Monday, 13 May 2013
treasure: one art, by elizabeth bishop
perhaps if losing is an art, then humankind is an artist.
I'll be perfectly honest with you- this poem is one I know from the movie 'In Her Shoes' starring Toni Colette and Cameron Diaz. Seeing as I only ever heard it in the scene when Cameron Diaz' character is learning to read, I have to say I didn't really take the poem in, as such. Possibly partly because I felt weirdly victorious about the fact that I could read, and this hot blonde leggy fictional character couldn't. Yeah, I get my kicks where I can.
I have been thinking quite a lot about this idea, that many things in life are intended to be lost, and that that's ok. It's hard not to get caught up in the fury of having lost something you felt was important, something you assumed you'd have for a long time.
So, poem, I'm not meant to expect or want to hold onto anything forever? Forever is, after all, a very long time, and my hands are only very small and not always strong enough for holding. If you clasp a peach too tightly with your pointy fingers, there will be bruised flesh, and the peach won't be so sweet. If you hold a hand too tight, or a whole person, eventually there's discomfort, and they have to wriggle away from you. It's not cool to be the one who holds on.
I've hated letting go of lots of things in my life, and I'm certain I've left some bruises where I clung too tightly, hoping and wishing for a repreive, a change of heart, another chance. I've been the one to escape, sometimes by leaving a whole country, sometimes by leaving silence when someone's demanding answers.

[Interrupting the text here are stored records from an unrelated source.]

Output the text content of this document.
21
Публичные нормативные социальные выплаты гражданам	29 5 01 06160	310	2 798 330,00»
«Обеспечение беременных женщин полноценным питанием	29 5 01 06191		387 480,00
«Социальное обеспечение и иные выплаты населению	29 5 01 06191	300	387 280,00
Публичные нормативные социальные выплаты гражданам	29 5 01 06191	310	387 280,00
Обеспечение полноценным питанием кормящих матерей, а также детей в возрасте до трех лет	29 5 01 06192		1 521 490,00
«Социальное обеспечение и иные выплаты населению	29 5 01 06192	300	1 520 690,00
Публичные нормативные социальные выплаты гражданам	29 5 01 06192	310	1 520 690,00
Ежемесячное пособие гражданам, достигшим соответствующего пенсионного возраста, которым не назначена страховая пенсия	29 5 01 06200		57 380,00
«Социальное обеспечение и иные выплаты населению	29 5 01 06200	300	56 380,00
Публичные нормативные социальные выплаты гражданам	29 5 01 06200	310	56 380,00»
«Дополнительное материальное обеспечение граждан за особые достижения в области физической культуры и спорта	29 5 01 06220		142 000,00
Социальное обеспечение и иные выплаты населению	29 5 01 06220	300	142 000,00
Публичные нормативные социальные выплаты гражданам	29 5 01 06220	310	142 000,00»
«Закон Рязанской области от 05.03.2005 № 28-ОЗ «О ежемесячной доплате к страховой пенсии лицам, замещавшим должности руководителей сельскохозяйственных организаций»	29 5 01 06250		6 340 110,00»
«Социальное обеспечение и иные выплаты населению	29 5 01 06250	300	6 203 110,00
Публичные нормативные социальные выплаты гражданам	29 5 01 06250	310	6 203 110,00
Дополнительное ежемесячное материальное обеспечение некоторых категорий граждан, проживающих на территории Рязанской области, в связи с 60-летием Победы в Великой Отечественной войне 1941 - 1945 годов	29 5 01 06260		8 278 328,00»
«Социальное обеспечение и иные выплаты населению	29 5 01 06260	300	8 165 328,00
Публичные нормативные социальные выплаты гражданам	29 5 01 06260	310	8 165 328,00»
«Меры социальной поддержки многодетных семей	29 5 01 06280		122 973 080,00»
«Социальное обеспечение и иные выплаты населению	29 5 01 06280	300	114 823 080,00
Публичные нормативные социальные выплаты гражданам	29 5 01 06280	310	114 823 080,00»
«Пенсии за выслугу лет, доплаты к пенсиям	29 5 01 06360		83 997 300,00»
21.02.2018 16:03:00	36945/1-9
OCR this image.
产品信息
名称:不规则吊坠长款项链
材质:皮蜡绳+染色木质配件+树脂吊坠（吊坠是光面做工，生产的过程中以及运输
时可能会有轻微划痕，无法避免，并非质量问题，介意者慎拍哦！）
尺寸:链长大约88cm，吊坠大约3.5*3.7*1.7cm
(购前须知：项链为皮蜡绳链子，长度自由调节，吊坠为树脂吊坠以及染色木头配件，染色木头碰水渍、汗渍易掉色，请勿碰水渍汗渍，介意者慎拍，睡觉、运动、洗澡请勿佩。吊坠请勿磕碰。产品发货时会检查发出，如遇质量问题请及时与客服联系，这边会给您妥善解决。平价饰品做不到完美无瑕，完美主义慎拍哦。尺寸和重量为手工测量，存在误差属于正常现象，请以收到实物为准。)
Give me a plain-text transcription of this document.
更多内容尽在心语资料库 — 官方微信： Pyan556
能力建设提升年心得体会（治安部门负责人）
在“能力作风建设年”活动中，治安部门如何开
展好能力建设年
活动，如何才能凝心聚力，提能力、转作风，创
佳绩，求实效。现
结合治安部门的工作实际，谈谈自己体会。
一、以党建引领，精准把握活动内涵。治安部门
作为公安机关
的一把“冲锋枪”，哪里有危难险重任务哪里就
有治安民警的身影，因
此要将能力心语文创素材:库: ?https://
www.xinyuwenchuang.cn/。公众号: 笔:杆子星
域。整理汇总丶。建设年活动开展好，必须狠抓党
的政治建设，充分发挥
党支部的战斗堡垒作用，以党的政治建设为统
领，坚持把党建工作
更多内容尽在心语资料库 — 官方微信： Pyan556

But then I think, loss is what makes us want to create; to create art, to refill our senses with something. To fill that gap left after a loss. I have all the time in the world at the moment. I have plentiful space to fill, lots of time stretching empty. I've been filling it with different things: whole seasons of Californication (because my bad decisions don't look so bad when compared with Duchovny's Hank Moody), letters to my friends all over the world (alternating between sugar-coated and brutally honest, optimistic and heartbroken), whisky (because), situpsandchinupsandsquatsandrowingandsweat (distraction with hidden benefits like fitting back into your pants), and here, this, writing.
I spent a few months struck silent, but I've decided that I do want things in my life that I could lose at any time. How else would there be any words to say? What would I write about?
I'd like to write a bit more about loss; in manner of Elizabeth Bishop, all those little things you lose throughout your life. Maybe I'll get to it; I'll add it to the list of things I want to say.